End-April Brings Confirmation of Spanish Recession

April 30, 2012

Spain posted a second consecutive quarter of negative GDP growth.

Japan closed for Showa Day, commemorating Emperor Hirohito’s birthday.

Euroland released data on consumer prices and money and credit growth.

The dollar has advanced 0.4% against the Australian dollar, 0.3% versus the kiwi, and 0.2% relative to the loonie, euro and Swiss franc.  The dollar is steady against sterling, 0.4% weaker against the yuan, and 0.2% softer against the yen.

The Paris Cac and British Ftse have weakened 0.8% and 0.5%.  In the Pacific Rim, share prices rose 1.7% in Hong Kong, 0.8% in Australia and Vietnam, 0.7% in New Zealand and India, 0.4% in Indonesia and 0.3% in South Korea and Taiwan.  Chinese equities slid 0.2%.

Oil prices fell 0.7% to $104.16 per barrel.  Gold prices eased 0.2% to $1662.30 per ounce.

The yields on German bunds and British gilts fell by three and one basis points.

Spanish GDP fell by 0.3% in the first quarter of 2012, the same amount of contraction as in the final quarter of 2011.  The last Spanish recession ended at the end of 2009.  GDP was also 0.4% lower than in 1Q11.  Spain recorded a EUR 5.9 billion current account deficit in February.  The deficit averaged EUR 5.8 billion per month in the first two months of 2012.

CPI inflation in the euro area slowed less than assumed to 2.6% in April from 2.7% in March, February, January and December. 

Euroland M3 money growth accelerated to 3.2% in March.  M3 was 2.8% greater in the first quarter than a year earlier.  However, loans and credit to the private sector remains very anemic with on-year increases of only 0.6% and 0.5% in March.

The volume of German retail sales rebounded 0.8% last month after falling in January and February.  Retail sales in the first quarter were 1.0% lower than in 4Q11.  Sales in March were 2.3% higher than in March 2011.

Greek retail sales plunged 13.0% between February 2011 and February 2012.  Portuguese industrial output and retail sales posted on-year declines in March of 5.8% and 4.8%. 

The British Hometrack house price index ticked 0.1% higher on month in April but posted an on-year decline of 0.9%.  Italian CPI inflation remained at 3.3% in April (3.8% on a harmonized basis).  Icelandic producer prices in March were 6.4% higher than a year earlier.  The Icelandic trade surplus in March of ISK 5.4 billion was 58% smaller than the February surplus.

Expected Australian CPI inflation over the next year edged up in April by a tenth percentage point to 1.9%.  Australian M3 and private credit were 7.7% and 3.4% greater than a year earlier in March. 

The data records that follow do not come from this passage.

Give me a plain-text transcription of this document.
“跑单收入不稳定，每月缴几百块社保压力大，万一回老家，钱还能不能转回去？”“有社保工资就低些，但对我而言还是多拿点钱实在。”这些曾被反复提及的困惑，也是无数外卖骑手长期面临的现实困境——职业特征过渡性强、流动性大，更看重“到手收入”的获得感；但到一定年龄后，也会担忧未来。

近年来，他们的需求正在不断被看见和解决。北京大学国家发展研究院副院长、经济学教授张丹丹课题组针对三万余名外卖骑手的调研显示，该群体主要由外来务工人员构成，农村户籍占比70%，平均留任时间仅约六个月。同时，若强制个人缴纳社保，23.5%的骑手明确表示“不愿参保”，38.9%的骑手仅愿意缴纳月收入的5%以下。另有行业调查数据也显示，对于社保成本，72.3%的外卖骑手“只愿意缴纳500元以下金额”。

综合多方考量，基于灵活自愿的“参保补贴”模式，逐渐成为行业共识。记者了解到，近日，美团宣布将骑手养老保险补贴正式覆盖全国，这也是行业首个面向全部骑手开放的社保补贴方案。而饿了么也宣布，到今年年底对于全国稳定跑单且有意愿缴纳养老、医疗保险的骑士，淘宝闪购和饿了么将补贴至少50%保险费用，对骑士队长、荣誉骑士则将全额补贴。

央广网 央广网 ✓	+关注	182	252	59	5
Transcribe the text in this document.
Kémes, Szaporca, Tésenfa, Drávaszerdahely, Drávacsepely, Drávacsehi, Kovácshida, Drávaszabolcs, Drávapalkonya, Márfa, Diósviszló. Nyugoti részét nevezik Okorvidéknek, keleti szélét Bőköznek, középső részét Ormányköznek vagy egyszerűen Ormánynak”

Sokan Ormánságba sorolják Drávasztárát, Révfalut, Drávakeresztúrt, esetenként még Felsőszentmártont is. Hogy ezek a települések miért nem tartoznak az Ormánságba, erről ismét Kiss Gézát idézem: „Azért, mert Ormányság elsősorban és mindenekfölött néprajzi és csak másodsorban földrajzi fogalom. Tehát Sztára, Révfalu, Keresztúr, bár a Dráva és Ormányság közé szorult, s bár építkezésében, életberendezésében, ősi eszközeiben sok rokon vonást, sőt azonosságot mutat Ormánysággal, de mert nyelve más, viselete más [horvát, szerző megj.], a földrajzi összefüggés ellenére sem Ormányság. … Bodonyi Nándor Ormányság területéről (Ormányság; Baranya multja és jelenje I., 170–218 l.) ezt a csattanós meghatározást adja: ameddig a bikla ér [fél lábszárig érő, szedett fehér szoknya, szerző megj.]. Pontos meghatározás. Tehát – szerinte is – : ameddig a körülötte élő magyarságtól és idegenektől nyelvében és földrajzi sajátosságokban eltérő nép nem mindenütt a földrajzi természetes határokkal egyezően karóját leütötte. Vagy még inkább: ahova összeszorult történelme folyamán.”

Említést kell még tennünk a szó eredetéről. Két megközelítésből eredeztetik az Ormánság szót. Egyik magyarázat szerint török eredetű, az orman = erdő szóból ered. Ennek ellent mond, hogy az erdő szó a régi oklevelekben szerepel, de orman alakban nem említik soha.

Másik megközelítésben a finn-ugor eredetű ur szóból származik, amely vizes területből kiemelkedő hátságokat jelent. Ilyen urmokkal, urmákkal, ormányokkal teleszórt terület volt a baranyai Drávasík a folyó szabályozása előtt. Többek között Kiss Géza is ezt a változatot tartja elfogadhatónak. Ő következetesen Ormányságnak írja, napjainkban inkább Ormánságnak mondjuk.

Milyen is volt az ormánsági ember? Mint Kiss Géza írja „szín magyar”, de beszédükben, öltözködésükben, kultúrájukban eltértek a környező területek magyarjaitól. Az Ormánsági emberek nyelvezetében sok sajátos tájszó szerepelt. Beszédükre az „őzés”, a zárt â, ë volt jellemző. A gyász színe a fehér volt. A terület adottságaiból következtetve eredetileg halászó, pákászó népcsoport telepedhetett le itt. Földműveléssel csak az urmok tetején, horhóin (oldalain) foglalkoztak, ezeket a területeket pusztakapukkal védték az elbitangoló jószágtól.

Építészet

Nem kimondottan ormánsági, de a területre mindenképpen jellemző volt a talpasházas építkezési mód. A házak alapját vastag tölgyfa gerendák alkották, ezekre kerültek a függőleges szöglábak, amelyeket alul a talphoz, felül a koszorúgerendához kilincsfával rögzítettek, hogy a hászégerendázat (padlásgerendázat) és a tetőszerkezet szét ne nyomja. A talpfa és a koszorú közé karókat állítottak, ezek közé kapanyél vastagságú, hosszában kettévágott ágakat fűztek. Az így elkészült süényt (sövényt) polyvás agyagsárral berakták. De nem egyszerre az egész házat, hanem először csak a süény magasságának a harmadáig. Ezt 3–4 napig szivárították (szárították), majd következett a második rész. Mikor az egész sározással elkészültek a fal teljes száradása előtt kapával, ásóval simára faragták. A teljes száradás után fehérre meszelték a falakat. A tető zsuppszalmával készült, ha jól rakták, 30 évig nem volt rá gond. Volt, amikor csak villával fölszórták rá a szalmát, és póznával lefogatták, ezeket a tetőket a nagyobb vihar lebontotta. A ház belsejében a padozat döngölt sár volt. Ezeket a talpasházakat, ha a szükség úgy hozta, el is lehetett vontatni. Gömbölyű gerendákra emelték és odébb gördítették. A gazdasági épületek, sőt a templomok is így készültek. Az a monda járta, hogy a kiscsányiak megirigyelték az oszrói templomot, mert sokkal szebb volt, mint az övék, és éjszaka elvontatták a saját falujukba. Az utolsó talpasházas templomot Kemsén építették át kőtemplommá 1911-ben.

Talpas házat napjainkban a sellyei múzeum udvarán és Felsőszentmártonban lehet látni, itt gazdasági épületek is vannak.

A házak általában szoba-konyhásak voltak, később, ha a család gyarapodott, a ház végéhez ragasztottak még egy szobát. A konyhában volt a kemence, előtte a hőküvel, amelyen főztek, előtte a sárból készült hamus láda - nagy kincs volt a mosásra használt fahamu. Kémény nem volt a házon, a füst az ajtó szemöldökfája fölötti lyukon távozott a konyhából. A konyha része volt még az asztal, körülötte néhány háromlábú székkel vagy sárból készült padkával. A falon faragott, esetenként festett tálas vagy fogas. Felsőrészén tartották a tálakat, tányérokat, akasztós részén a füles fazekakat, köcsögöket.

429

New Zealand M3 money growth slowed to 5.0% last month from 5.5% in February.  Building permits in New Zealand jumped 19.8% on month in March, and the trade surplus of NZD 134 million that month was only a third as large as analysts were anticipating.

South Korean industrial production sank 3.1% in March, more than reversing a 0.8% increase in February.  Singapore’s jobless rate was only 2.1% last quarter.  Thailand posted current account and trade deficits in March of $1.5 billion and $1.4 billion.  Business sentiment in Thailand improved to a reading in March of 55.5 from 52.7 in February. Taiwanese GDP was only 0.4% greater than a year earlier in the first quarter of 2012.

M3 money and private sector credit in South Africa were 6.6% and 9.2% higher in March than a year earlier.  Both paces accelerated from February.  Turkey’s trade deficit narrowed 25% on year to $7.4 billion in March but was still marginally larger than analysts had forecast.

Scheduled U.S. data to be released today are personal income and spending, the Chicago and Milwaukee PMI indices, and the Dallas Fed manufacturing index.  Dallas Fed President Fisher, a hawk, will be speaking publicly.  Canada reports producer prices, raw material prices, and monthly GDP today.